Author: Gill Nelson
Source: Global Health Action 2013, 6:19520
Key words: gold mining; platinum; diamond; miners; silica; asbestos; silicosis; migrant labour; autopsy
Background: Crystalline silica and asbestos are common minerals that occur throughout South Africa, exposure to either causes respiratory disease. Most studies on silicosis in South Africa have been cross-sectional and long-term trends have not been reported. Although much research has been conducted on the health effects of silica dust and asbestos fibre in the gold-mining and asbestos-mining sectors, little is known about their health effects in other mining sectors.
Objective: The aims of this thesis were to describe silicosis trends in gold miners over three decades, and to explore the potential for diamond mine workers to develop asbestos-related diseases and platinum mine workers to develop silicosis.
Methods: Mineworkers for the three sub-studies were identified from a mine worker autopsy database at the National Institute for Occupational Health.
Results: From 1975 to 2007, the proportions of white and black gold mine workers with silicosis increased from 18 to 22% and from 3 to 32% respectively. Cases of diamond and platinum mine workers with asbestos-related diseases and silicosis, respectively, were also identified.

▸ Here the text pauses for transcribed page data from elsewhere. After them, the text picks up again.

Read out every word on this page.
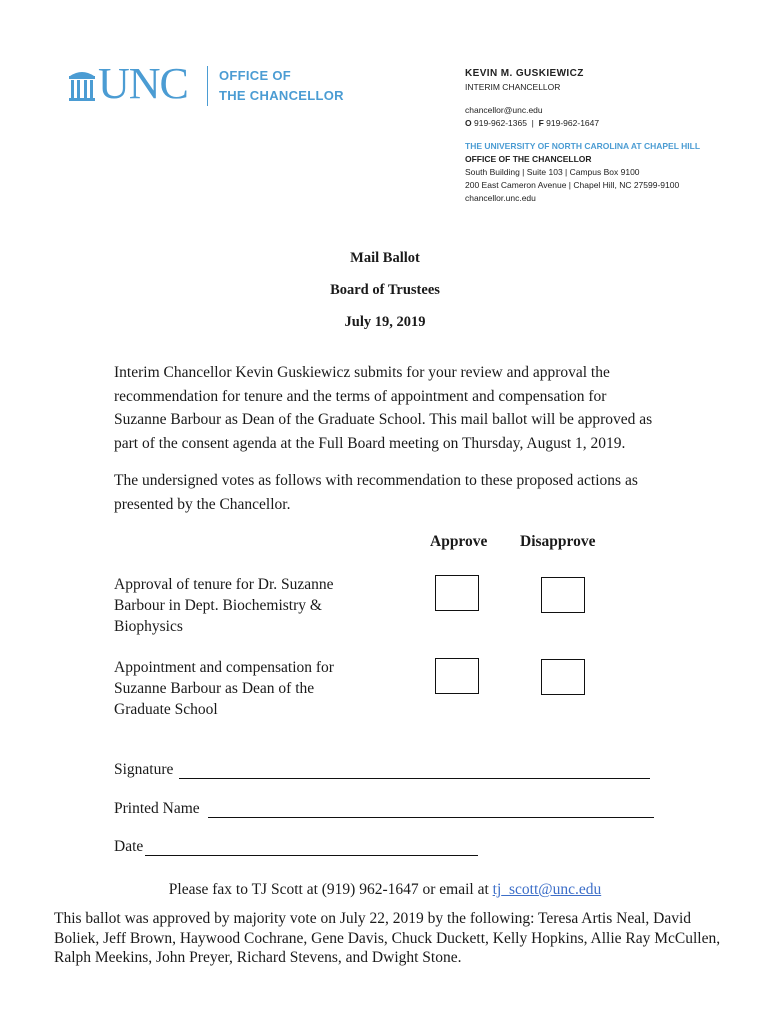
UNC OFFICE OF
THE CHANCELLOR
KEVIN M. GUSKIEWICZ
INTERIM CHANCELLOR
chancellor@unc.edu
O 919-962-1365  |  F 919-962-1647
THE UNIVERSITY OF NORTH CAROLINA AT CHAPEL HILL
OFFICE OF THE CHANCELLOR
South Building | Suite 103 | Campus Box 9100
200 East Cameron Avenue | Chapel Hill, NC 27599-9100
chancellor.unc.edu
Mail Ballot
Board of Trustees
July 19, 2019
Interim Chancellor Kevin Guskiewicz submits for your review and approval the
recommendation for tenure and the terms of appointment and compensation for
Suzanne Barbour as Dean of the Graduate School. This mail ballot will be approved as
part of the consent agenda at the Full Board meeting on Thursday, August 1, 2019.
The undersigned votes as follows with recommendation to these proposed actions as
presented by the Chancellor.
Approve Disapprove
Approval of tenure for Dr. Suzanne
Barbour in Dept. Biochemistry &
Biophysics
Appointment and compensation for
Suzanne Barbour as Dean of the
Graduate School
Signature
Printed Name
Date
Please fax to TJ Scott at (919) 962-1647 or email at tj_scott@unc.edu
This ballot was approved by majority vote on July 22, 2019 by the following: Teresa Artis Neal, David
Boliek, Jeff Brown, Haywood Cochrane, Gene Davis, Chuck Duckett, Kelly Hopkins, Allie Ray McCullen,
Ralph Meekins, John Preyer, Richard Stevens, and Dwight Stone.
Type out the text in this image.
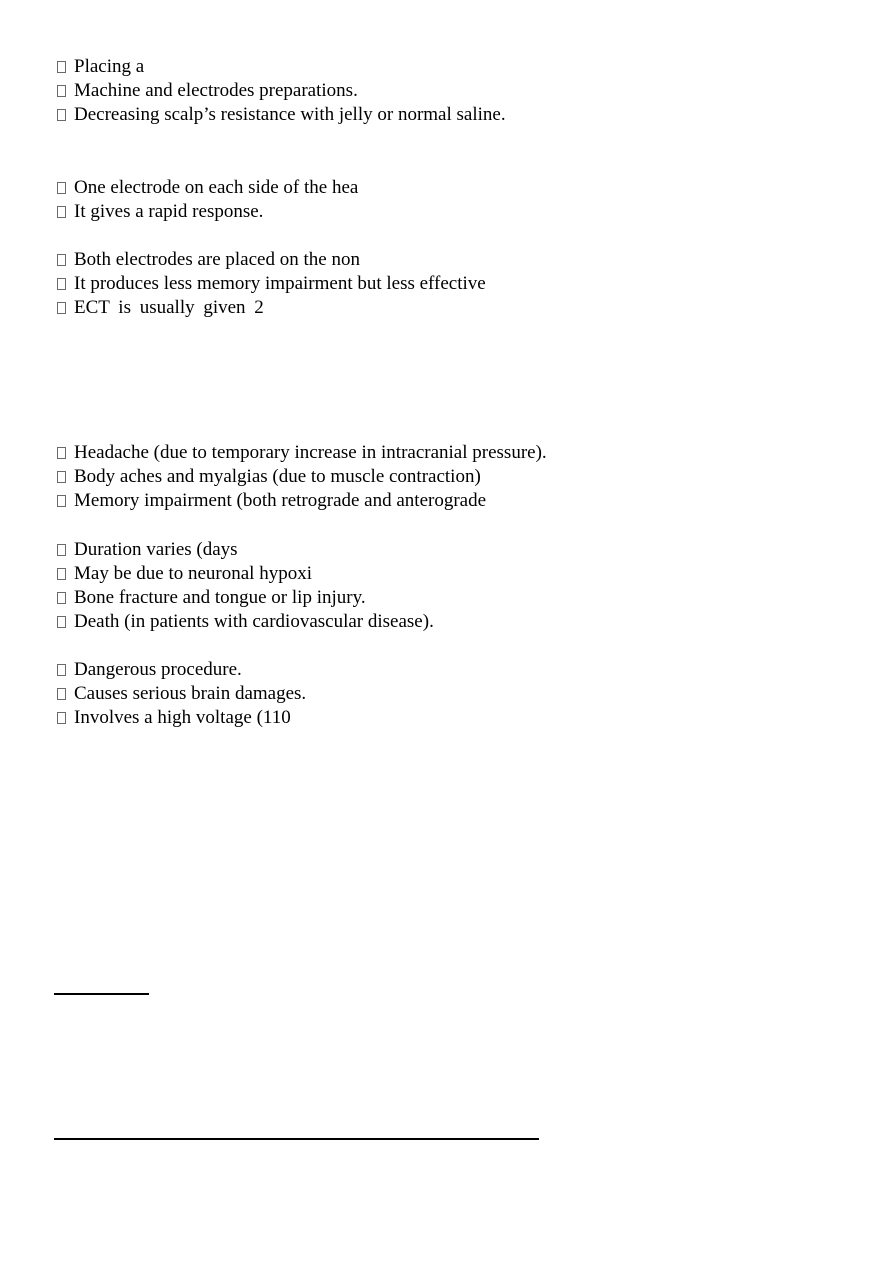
Placing a
Machine and electrodes preparations.
Decreasing scalp’s resistance with jelly or normal saline.
One electrode on each side of the hea
It gives a rapid response.
Both electrodes are placed on the non
It produces less memory impairment but less effective
ECT is usually given 2
Headache (due to temporary increase in intracranial pressure).
Body aches and myalgias (due to muscle contraction)
Memory impairment (both retrograde and anterograde
Duration varies (days
May be due to neuronal hypoxi
Bone fracture and tongue or lip injury.
Death (in patients with cardiovascular disease).
Dangerous procedure.
Causes serious brain damages.
Involves a high voltage (110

Conclusion: The trends in silicosis in gold miners at autopsy clearly demonstrate the failure of the gold mines to adequately control dust and prevent occupational respiratory disease. The two case series of diamond and platinum mine workers contribute to the evidence for the risk of asbestos-related diseases in diamond mine workers and silicosis in platinum mine workers, respectively. The absence of reliable environmental dust measurements and incomplete work history records impedes occupational health research in South Africa because it is difficult to identify and/or validate sources of dust exposure that may be associated with occupational respiratory disease.